I am not impressed with the Lansa v. 14 SP2 addition of .IsValidPassword (see documentation):
I am sorry. This is completely insufficient and wrong. Also, this is no secret as everyone knows that these rules are insufficient and wrong. Or should know.
So, what are the right rules?
- Long passwords – this equals greater entropy
- Use words that can be remembered – this way the password doesn’t have to be written down or stored digitally
- Do not require use of mixed case and/or special characters – as this lowers entropy
A follow-up to this post, please note that strings can only take up to 65535 bytes at a time. However, #RESPONSE.ContentString appears to accept longer strings. The former is a problem, the latter is a feature.
This works, provided #TEMP_OUTPUT is never truncated:
#RESPONSE.ContentString += #TEMP_OUTPUT
Did I mention that the Lansa documentation is incomplete?
Problem: Create a simple server module to accept a bit of data and simply reply with a string.
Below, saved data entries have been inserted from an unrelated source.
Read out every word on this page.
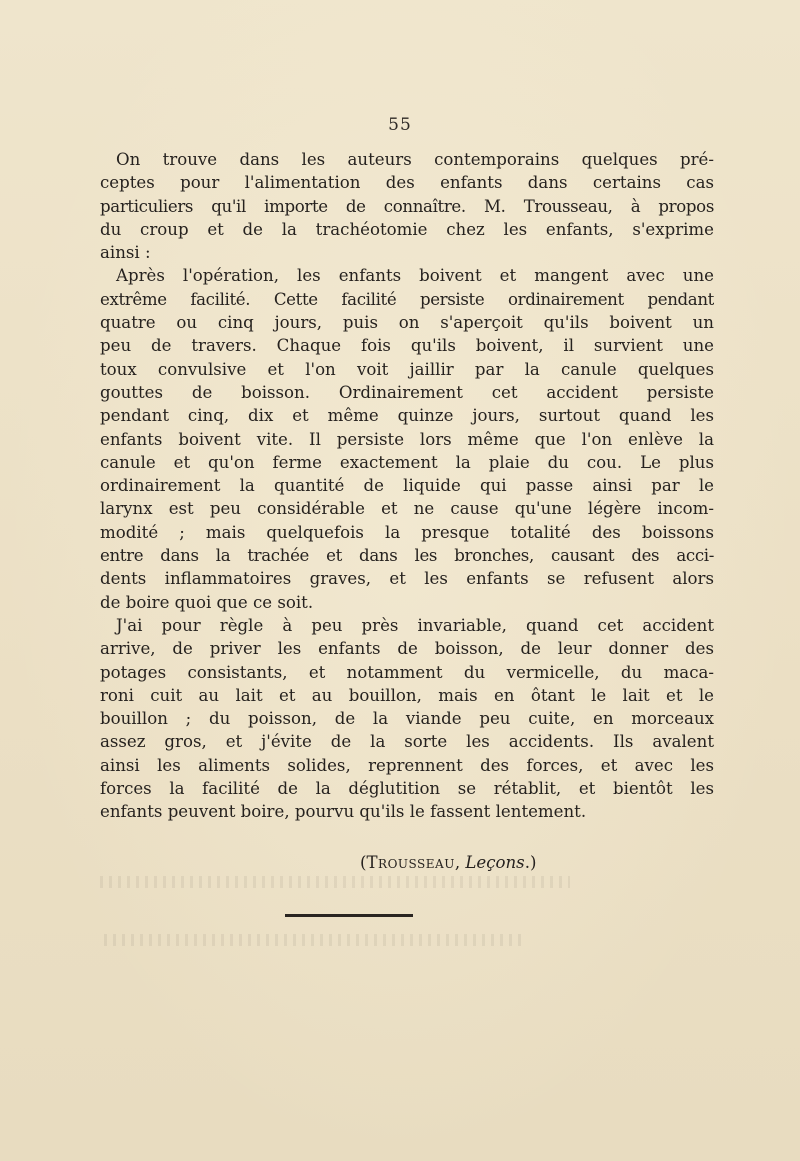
55
On trouve dans les auteurs contemporains quelques pré-
ceptes pour l'alimentation des enfants dans certains cas
particuliers qu'il importe de connaître. M. Trousseau, à propos
du croup et de la trachéotomie chez les enfants, s'exprime
ainsi :
Après l'opération, les enfants boivent et mangent avec une
extrême facilité. Cette facilité persiste ordinairement pendant
quatre ou cinq jours, puis on s'aperçoit qu'ils boivent un
peu de travers. Chaque fois qu'ils boivent, il survient une
toux convulsive et l'on voit jaillir par la canule quelques
gouttes de boisson. Ordinairement cet accident persiste
pendant cinq, dix et même quinze jours, surtout quand les
enfants boivent vite. Il persiste lors même que l'on enlève la
canule et qu'on ferme exactement la plaie du cou. Le plus
ordinairement la quantité de liquide qui passe ainsi par le
larynx est peu considérable et ne cause qu'une légère incom-
modité ; mais quelquefois la presque totalité des boissons
entre dans la trachée et dans les bronches, causant des acci-
dents inflammatoires graves, et les enfants se refusent alors
de boire quoi que ce soit.
J'ai pour règle à peu près invariable, quand cet accident
arrive, de priver les enfants de boisson, de leur donner des
potages consistants, et notamment du vermicelle, du maca-
roni cuit au lait et au bouillon, mais en ôtant le lait et le
bouillon ; du poisson, de la viande peu cuite, en morceaux
assez gros, et j'évite de la sorte les accidents. Ils avalent
ainsi les aliments solides, reprennent des forces, et avec les
forces la facilité de la déglutition se rétablit, et bientôt les
enfants peuvent boire, pourvu qu'ils le fassent lentement.
(Trousseau, Leçons.)
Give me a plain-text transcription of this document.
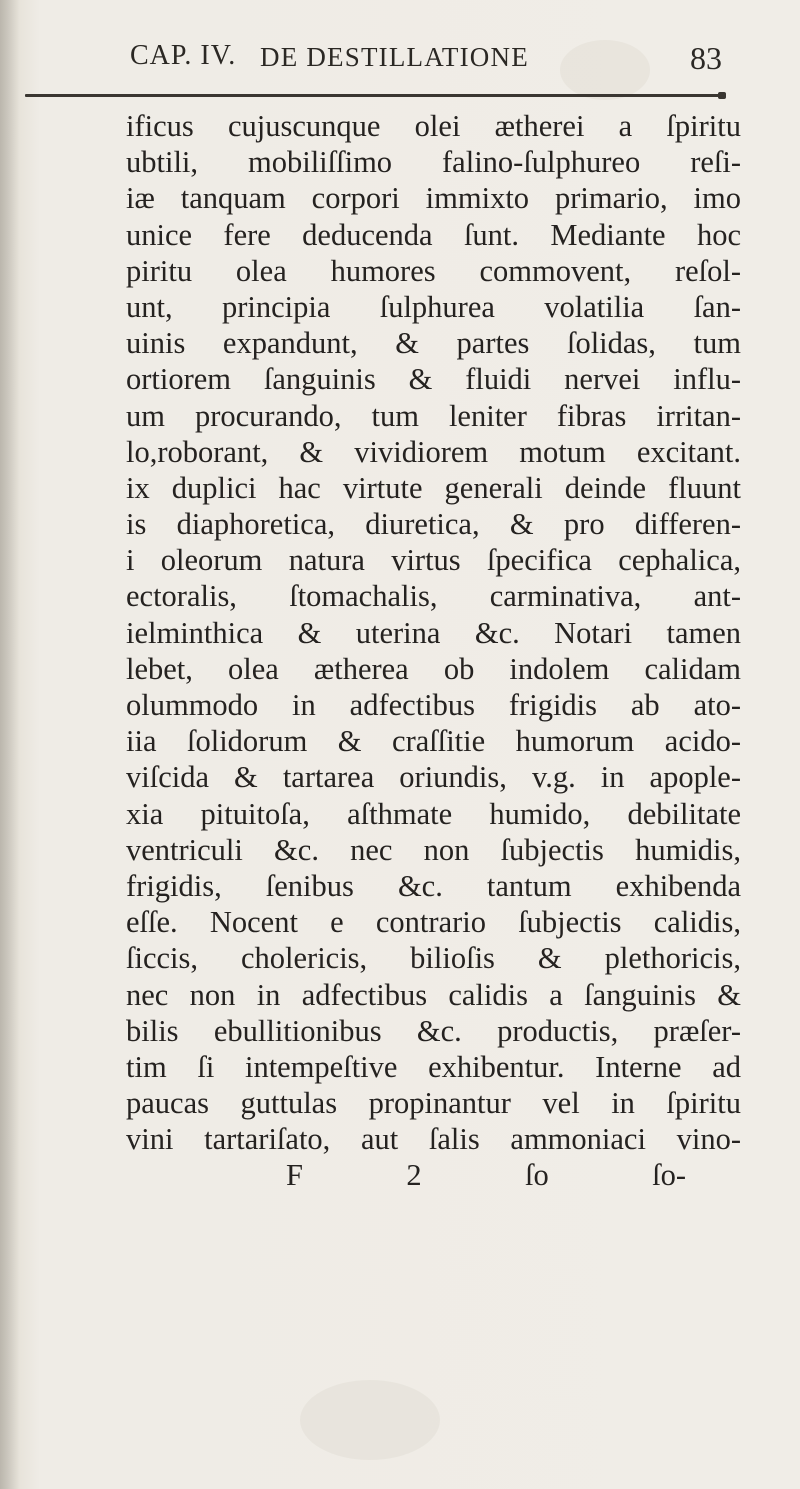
CAP. IV. DE DESTILLATIONE	83
ificus cujuscunque olei ætherei a ſpiritu
ubtili, mobiliſſimo falino-ſulphureo reſi-
iæ tanquam corpori immixto primario, imo
unice fere deducenda ſunt. Mediante hoc
piritu olea humores commovent, reſol-
unt, principia ſulphurea volatilia ſan-
uinis expandunt, & partes ſolidas, tum
ortiorem ſanguinis & fluidi nervei influ-
um procurando, tum leniter fibras irritan-
lo,roborant, & vividiorem motum excitant.
ix duplici hac virtute generali deinde fluunt
is diaphoretica, diuretica, & pro differen-
i oleorum natura virtus ſpecifica cephalica,
ectoralis, ſtomachalis, carminativa, ant-
ielminthica & uterina &c. Notari tamen
lebet, olea ætherea ob indolem calidam
olummodo in adfectibus frigidis ab ato-
iia ſolidorum & craſſitie humorum acido-
viſcida & tartarea oriundis, v.g. in apople-
xia pituitoſa, aſthmate humido, debilitate
ventriculi &c. nec non ſubjectis humidis,
frigidis, ſenibus &c. tantum exhibenda
eſſe. Nocent e contrario ſubjectis calidis,
ſiccis, cholericis, bilioſis & plethoricis,
nec non in adfectibus calidis a ſanguinis &
bilis ebullitionibus &c. productis, præſer-
tim ſi intempeſtive exhibentur. Interne ad
paucas guttulas propinantur vel in ſpiritu
vini tartariſato, aut ſalis ammoniaci vino-
F 2	ſo ſo-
Let that data be set with querystring parameters.
If I wanted to send the data as parameters in a POST request I would just do this:
POST to http://[DOMAIN/BASEPATH]/w=[WEBROUTINE]&r=[SRVROUTINE]&vlweb=1&part=[PARTITION]&lang=[LANGUAGE]
with, for instance,
But if the client expects to be able to send the data as part of the querystring, in a GET request, I need to do this:
GET to http://[DOMAIN/BASEPATH]/w=[WEBROUTINE]&r=[SRVROUTINE]&vlweb=1&part=[PARTITION]&lang=[LANGUAGE]&f(FIELD1)=DATA1&f(FIELD2)=DATA2
I could not find that f(…) trick, putting the parameters inside the parentheses, in the documentation but a very lucky search on the forum helped me.
My sample server module looks like this:
Begin_Com Role(*EXTENDS #PRIM_SRVM)
Define Field(#PROC_OUTPUT) Type(*string) Length(65535)
Srvroutine Name(DATA) Response(#RESPONSE)
Field_Map For(*INPUT) Field(#FIELD1)
Field_Map For(*INPUT) Field(#FIELD2)
* do something with FIELD1 and FIELD2 here
#PROC_OUTPUT := "Done"
#RESPONSE.ContentString := #PROC_OUTPUT
Surprise! I am no friend of the Lansa documentation, so I thought I would add a few notes here.
I am grateful that there is an intrinsic function for floats as ArcTangent2, but which parameter is X and which is Y? The documentation is pretty sure that it is like this
#X.ArcTangent2( #Y ) /* not exactly... */
but I find that the parameters are reversed, if you take the thinking from elsewhere, like my previous programming experiences and for instance Wikipedia. A better explanation in the documentation could have helped me here, but I managed to find out that the problem was here. So I changed my code to
#Y.ArcTangent2( #X ) /* now similar to atan2(y,x) elsewhere */
Then comes the question of precedence… The difference between these two lines is obvious:
#A1 := (#DT / 2).Sine * (#DT / 2).Sine + #RT1.Cosine * #RT2.Cosine * (#DN / 2).Sine * (#DN / 2).Sine
#A2 := ((#DT / 2).Sine * (#DT / 2).Sine) + (#RT1.Cosine * #RT2.Cosine * (#DN / 2).Sine * (#DN / 2).Sine)
But I was surprised that they returned different results. I expected that both returned the same as the second one. Instead, the first returned the same as
#A3 := ((#DT / 2).Sine * (#DT / 2).Sine) + #RT1.Cosine) * (#RT2.Cosine * (#DN / 2).Sine * (#DN / 2).Sine)
I realize now that 1 + 2 * 3 in RDML(X) equals 9, whereas I would have expected 7 from my experience in many other languages. Now I know.